What to Expect in 2019

Last year we wrote: “clearly the most interesting indicator of the Fraud Section’s future direction will be in the form of a decision by the DOJ Front Office on permanent Fraud Section leadership. But of course, that decision presupposes permanent Criminal Division leadership that is still not in place.” One year later, we have permanent Criminal Division leadership (as of July of 2018), yet the Fraud Section still has acting leadership in numerous positions, including its two top positions and the SFF Unit Chief, following Ben Singer’s departure in the summer of 2018.

The coming year will be one of even more transition for the Fraud Section’s leadership. After an impressive run at the helm, Sandra Moser is leaving for private practice this month. Similarly, one of the longest serving Fraud Section prosecutors, Ellen Meltzer, acting chief of the Strategy, Policy and Training Unit, is retiring after a tremendous 38-year career in the Fraud Section (1981-2019), which included many roles, from senior litigation counsel to acting chief of the section.

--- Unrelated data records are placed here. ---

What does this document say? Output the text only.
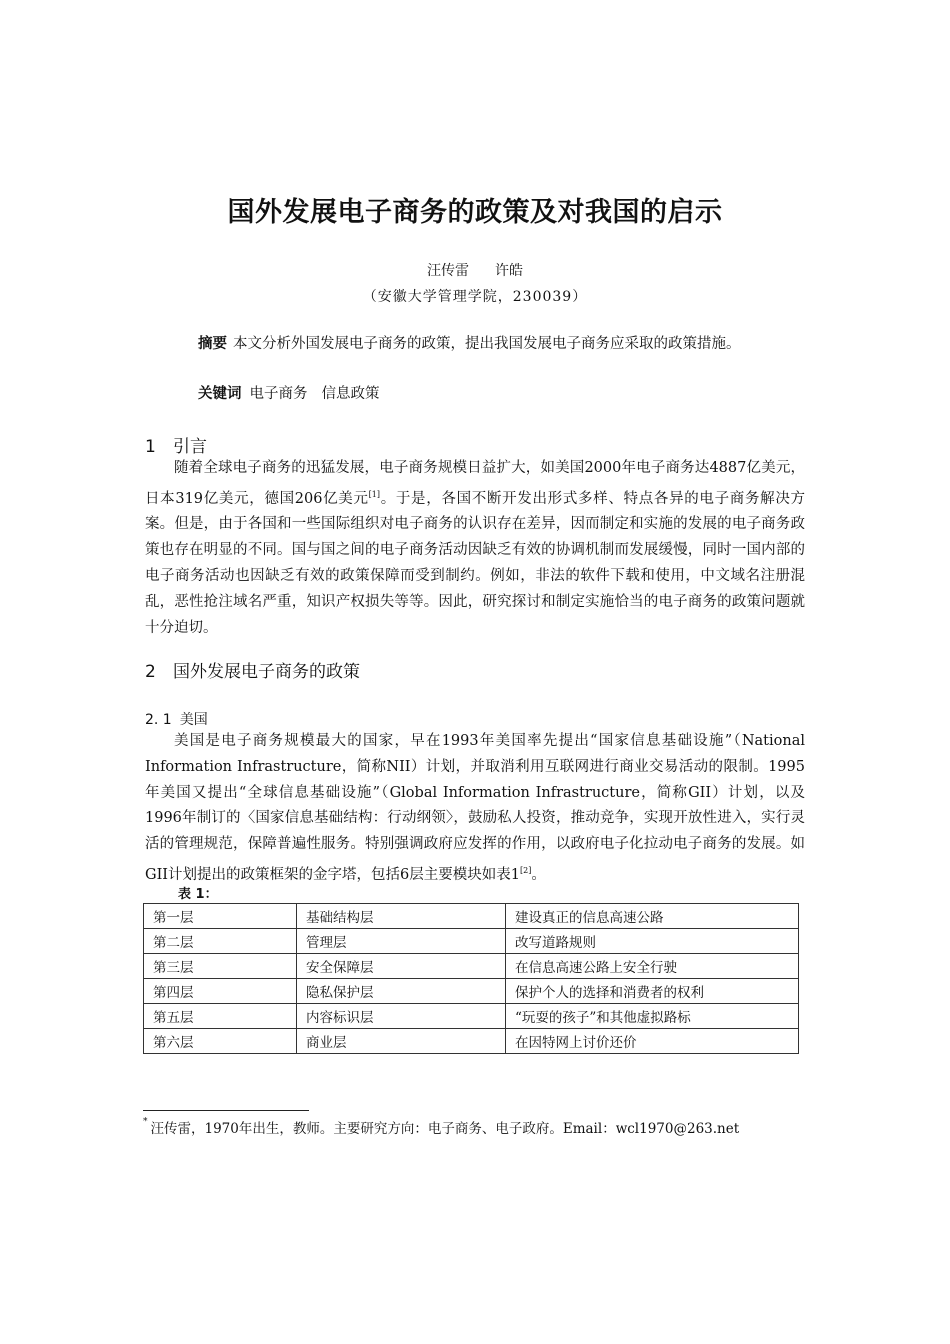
国外发展电子商务的政策及对我国的启示
汪传雷 许皓
（安徽大学管理学院，230039）
摘要 本文分析外国发展电子商务的政策，提出我国发展电子商务应采取的政策措施。
关键词 电子商务 信息政策
1 引言
随着全球电子商务的迅猛发展，电子商务规模日益扩大，如美国2000年电子商务达4887亿美元，日本319亿美元，德国206亿美元[1]。于是，各国不断开发出形式多样、特点各异的电子商务解决方案。但是，由于各国和一些国际组织对电子商务的认识存在差异，因而制定和实施的发展的电子商务政策也存在明显的不同。国与国之间的电子商务活动因缺乏有效的协调机制而发展缓慢，同时一国内部的电子商务活动也因缺乏有效的政策保障而受到制约。例如，非法的软件下载和使用，中文域名注册混乱，恶性抢注域名严重，知识产权损失等等。因此，研究探讨和制定实施恰当的电子商务的政策问题就十分迫切。
2 国外发展电子商务的政策
2. 1 美国
美国是电子商务规模最大的国家，早在1993年美国率先提出“国家信息基础设施”（National Information Infrastructure，简称NII）计划，并取消利用互联网进行商业交易活动的限制。1995年美国又提出“全球信息基础设施”（Global Information Infrastructure，简称GII）计划，以及1996年制订的〈国家信息基础结构：行动纲领〉，鼓励私人投资，推动竞争，实现开放性进入，实行灵活的管理规范，保障普遍性服务。特别强调政府应发挥的作用，以政府电子化拉动电子商务的发展。如GII计划提出的政策框架的金字塔，包括6层主要模块如表1[2]。
表 1：
第一层	基础结构层	建设真正的信息高速公路
第二层	管理层	改写道路规则
第三层	安全保障层	在信息高速公路上安全行驶
第四层	隐私保护层	保护个人的选择和消费者的权利
第五层	内容标识层	“玩耍的孩子”和其他虚拟路标
第六层	商业层	在因特网上讨价还价
* 汪传雷，1970年出生，教师。主要研究方向：电子商务、电子政府。Email：wcl1970@263.net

Given the DOJ’s continued investment in the Fraud Section’s personnel and resources, and the returns that investment has generated in terms of convictions and financial penalties returned to the fisc, the Fraud Section should be expected to continue bringing large, multinational prosecutions in 2019. The SFF and FCPA Units will continue to work extensively with foreign law enforcement and regulators, and the HCF Unit will continue to thrive through the strike force model. Whether the Fraud Section next year will be able to report corporate resolution recoveries similar to 2016 and 2017 remains to be seen. All three units work closely with and rely upon domestic regulatory agencies to develop their cases, and the impact of the current furlough could hamper the development of Fraud Section cases, particularly in the SFF and FCPA Units with the SEC and U.S. Commodity Futures Trading Commission operating with skeleton staffs.

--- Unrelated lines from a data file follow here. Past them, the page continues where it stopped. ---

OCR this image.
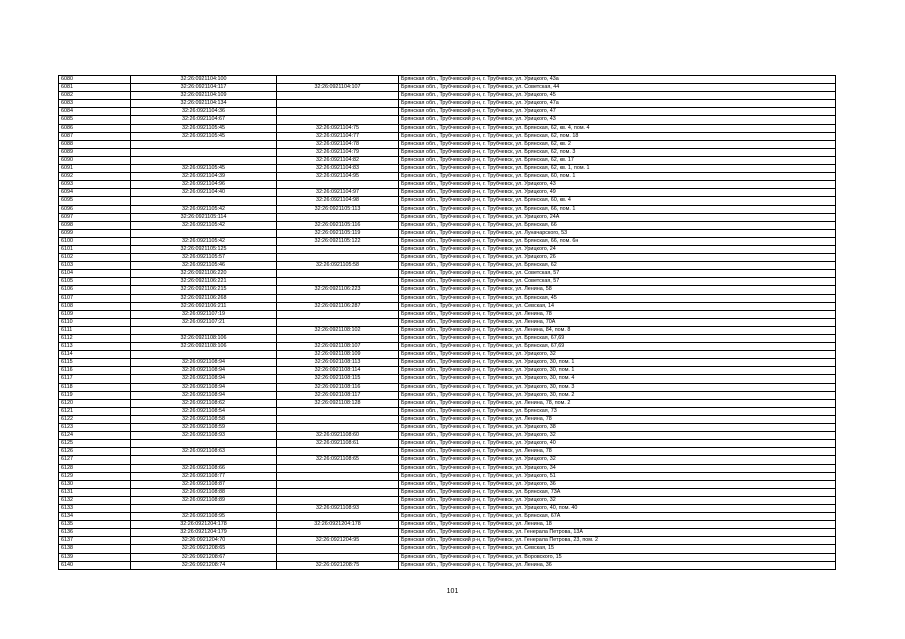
6080	32:26:0921104:100		Брянская обл., Трубчевский р-н, г. Трубчевск, ул. Урицкого, 43а
6081	32:26:0921104:117	32:26:0921104:107	Брянская обл., Трубчевский р-н, г. Трубчевск, ул. Советская, 44
6082	32:26:0921104:109		Брянская обл., Трубчевский р-н, г. Трубчевск, ул. Урицкого, 45
6083	32:26:0921104:134		Брянская обл., Трубчевский р-н, г. Трубчевск, ул. Урицкого, 47а
6084	32:26:0921104:36		Брянская обл., Трубчевский р-н, г. Трубчевск, ул. Урицкого, 47
6085	32:26:0921104:67		Брянская обл., Трубчевский р-н, г. Трубчевск, ул. Урицкого, 43
6086	32:26:0921105:45	32:26:0921104:75	Брянская обл., Трубчевский р-н, г. Трубчевск, ул. Брянская, 62, кв. 4, пом. 4
6087	32:26:0921105:45	32:26:0921104:77	Брянская обл., Трубчевский р-н, г. Трубчевск, ул. Брянская, 62, пом. 18
6088		32:26:0921104:78	Брянская обл., Трубчевский р-н, г. Трубчевск, ул. Брянская, 62, кв. 2
6089		32:26:0921104:79	Брянская обл., Трубчевский р-н, г. Трубчевск, ул. Брянская, 62, пом. 3
6090		32:26:0921104:82	Брянская обл., Трубчевский р-н, г. Трубчевск, ул. Брянская, 62, кв. 17
6091	32:26:0921105:45	32:26:0921104:83	Брянская обл., Трубчевский р-н, г. Трубчевск, ул. Брянская, 62, кв. 1, пом. 1
6092	32:26:0921104:39	32:26:0921104:95	Брянская обл., Трубчевский р-н, г. Трубчевск, ул. Брянская, 60, пом. 1
6093	32:26:0921104:96		Брянская обл., Трубчевский р-н, г. Трубчевск, ул. Урицкого, 43
6094	32:26:0921104:40	32:26:0921104:97	Брянская обл., Трубчевский р-н, г. Трубчевск, ул. Урицкого, 49
6095		32:26:0921104:98	Брянская обл., Трубчевский р-н, г. Трубчевск, ул. Брянская, 60, кв. 4
6096	32:26:0921105:42	32:26:0921105:113	Брянская обл., Трубчевский р-н, г. Трубчевск, ул. Брянская, 66, пом. 1
6097	32:26:0921105:114		Брянская обл., Трубчевский р-н, г. Трубчевск, ул. Урицкого, 24А
6098	32:26:0921105:42	32:26:0921105:116	Брянская обл., Трубчевский р-н, г. Трубчевск, ул. Брянская, 66
6099		32:26:0921105:119	Брянская обл., Трубчевский р-н, г. Трубчевск, ул. Луначарского, 53
6100	32:26:0921105:42	32:26:0921105:122	Брянская обл., Трубчевский р-н, г. Трубчевск, ул. Брянская, 66, пом. 6н
6101	32:26:0921105:125		Брянская обл., Трубчевский р-н, г. Трубчевск, ул. Урицкого, 24
6102	32:26:0921105:57		Брянская обл., Трубчевский р-н, г. Трубчевск, ул. Урицкого, 26
6103	32:26:0921105:46	32:26:0921105:58	Брянская обл., Трубчевский р-н, г. Трубчевск, ул. Брянская, 62
6104	32:26:0921106:220		Брянская обл., Трубчевский р-н, г. Трубчевск, ул. Советская, 57
6105	32:26:0921106:221		Брянская обл., Трубчевский р-н, г. Трубчевск, ул. Советская, 57
6106	32:26:0921106:215	32:26:0921106:223	Брянская обл., Трубчевский р-н, г. Трубчевск, ул. Ленина, 58
6107	32:26:0921106:268		Брянская обл., Трубчевский р-н, г. Трубчевск, ул. Брянская, 45
6108	32:26:0921106:211	32:26:0921106:287	Брянская обл., Трубчевский р-н, г. Трубчевск, ул. Севская, 14
6109	32:26:0921107:19		Брянская обл., Трубчевский р-н, г. Трубчевск, ул. Ленина, 78
6110	32:26:0921107:21		Брянская обл., Трубчевский р-н, г. Трубчевск, ул. Ленина, 70А
6111		32:26:0921108:102	Брянская обл., Трубчевский р-н, г. Трубчевск, ул. Ленина, 84, пом. 8
6112	32:26:0921108:106		Брянская обл., Трубчевский р-н, г. Трубчевск, ул. Брянская, 67,69
6113	32:26:0921108:106	32:26:0921108:107	Брянская обл., Трубчевский р-н, г. Трубчевск, ул. Брянская, 67,69
6114		32:26:0921108:109	Брянская обл., Трубчевский р-н, г. Трубчевск, ул. Урицкого, 32
6115	32:26:0921108:94	32:26:0921108:113	Брянская обл., Трубчевский р-н, г. Трубчевск, ул. Урицкого, 30, пом. 1
6116	32:26:0921108:94	32:26:0921108:114	Брянская обл., Трубчевский р-н, г. Трубчевск, ул. Урицкого, 30, пом. 1
6117	32:26:0921108:94	32:26:0921108:115	Брянская обл., Трубчевский р-н, г. Трубчевск, ул. Урицкого, 30, пом. 4
6118	32:26:0921108:94	32:26:0921108:116	Брянская обл., Трубчевский р-н, г. Трубчевск, ул. Урицкого, 30, пом. 3
6119	32:26:0921108:94	32:26:0921108:117	Брянская обл., Трубчевский р-н, г. Трубчевск, ул. Урицкого, 30, пом. 2
6120	32:26:0921108:62	32:26:0921108:128	Брянская обл., Трубчевский р-н, г. Трубчевск, ул. Ленина, 78, пом. 2
6121	32:26:0921108:54		Брянская обл., Трубчевский р-н, г. Трубчевск, ул. Брянская, 73
6122	32:26:0921108:58		Брянская обл., Трубчевский р-н, г. Трубчевск, ул. Ленина, 78
6123	32:26:0921108:59		Брянская обл., Трубчевский р-н, г. Трубчевск, ул. Урицкого, 38
6124	32:26:0921108:93	32:26:0921108:60	Брянская обл., Трубчевский р-н, г. Трубчевск, ул. Урицкого, 32
6125		32:26:0921108:61	Брянская обл., Трубчевский р-н, г. Трубчевск, ул. Урицкого, 40
6126	32:26:0921108:63		Брянская обл., Трубчевский р-н, г. Трубчевск, ул. Ленина, 78
6127		32:26:0921108:65	Брянская обл., Трубчевский р-н, г. Трубчевск, ул. Урицкого, 32
6128	32:26:0921108:66		Брянская обл., Трубчевский р-н, г. Трубчевск, ул. Урицкого, 34
6129	32:26:0921108:77		Брянская обл., Трубчевский р-н, г. Трубчевск, ул. Урицкого, 51
6130	32:26:0921108:87		Брянская обл., Трубчевский р-н, г. Трубчевск, ул. Урицкого, 36
6131	32:26:0921108:88		Брянская обл., Трубчевский р-н, г. Трубчевск, ул. Брянская, 73А
6132	32:26:0921108:89		Брянская обл., Трубчевский р-н, г. Трубчевск, ул. Урицкого, 32
6133		32:26:0921108:93	Брянская обл., Трубчевский р-н, г. Трубчевск, ул. Урицкого, 40, пом. 40
6134	32:26:0921108:95		Брянская обл., Трубчевский р-н, г. Трубчевск, ул. Брянская, 67А
6135	32:26:0921204:178	32:26:0921204:178	Брянская обл., Трубчевский р-н, г. Трубчевск, ул. Ленина, 18
6136	32:26:0921204:179		Брянская обл., Трубчевский р-н, г. Трубчевск, ул. Генерала Петрова, 13А
6137	32:26:0921204:70	32:26:0921204:95	Брянская обл., Трубчевский р-н, г. Трубчевск, ул. Генерала Петрова, 23, пом. 2
6138	32:26:0921208:65		Брянская обл., Трубчевский р-н, г. Трубчевск, ул. Севская, 15
6139	32:26:0921208:67		Брянская обл., Трубчевский р-н, г. Трубчевск, ул. Воровского, 15
6140	32:26:0921208:74	32:26:0921208:75	Брянская обл., Трубчевский р-н, г. Трубчевск, ул. Ленина, 36
101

Two years into the Trump administration, complex white collar criminal prosecutions continue to be the focus of the Fraud Section, with the addition of opioid prosecutions by the HCF Unit. Whether the furlough and changes in Fraud Section leadership affect the Fraud Section’s productivity in the long term is impossible to predict, but if the trend from 2016 to 2018 is any indication, 2019 should be another active year in the Bond Building, particularly for individual prosecutions, opioid related prosecutions, and international cooperation efforts.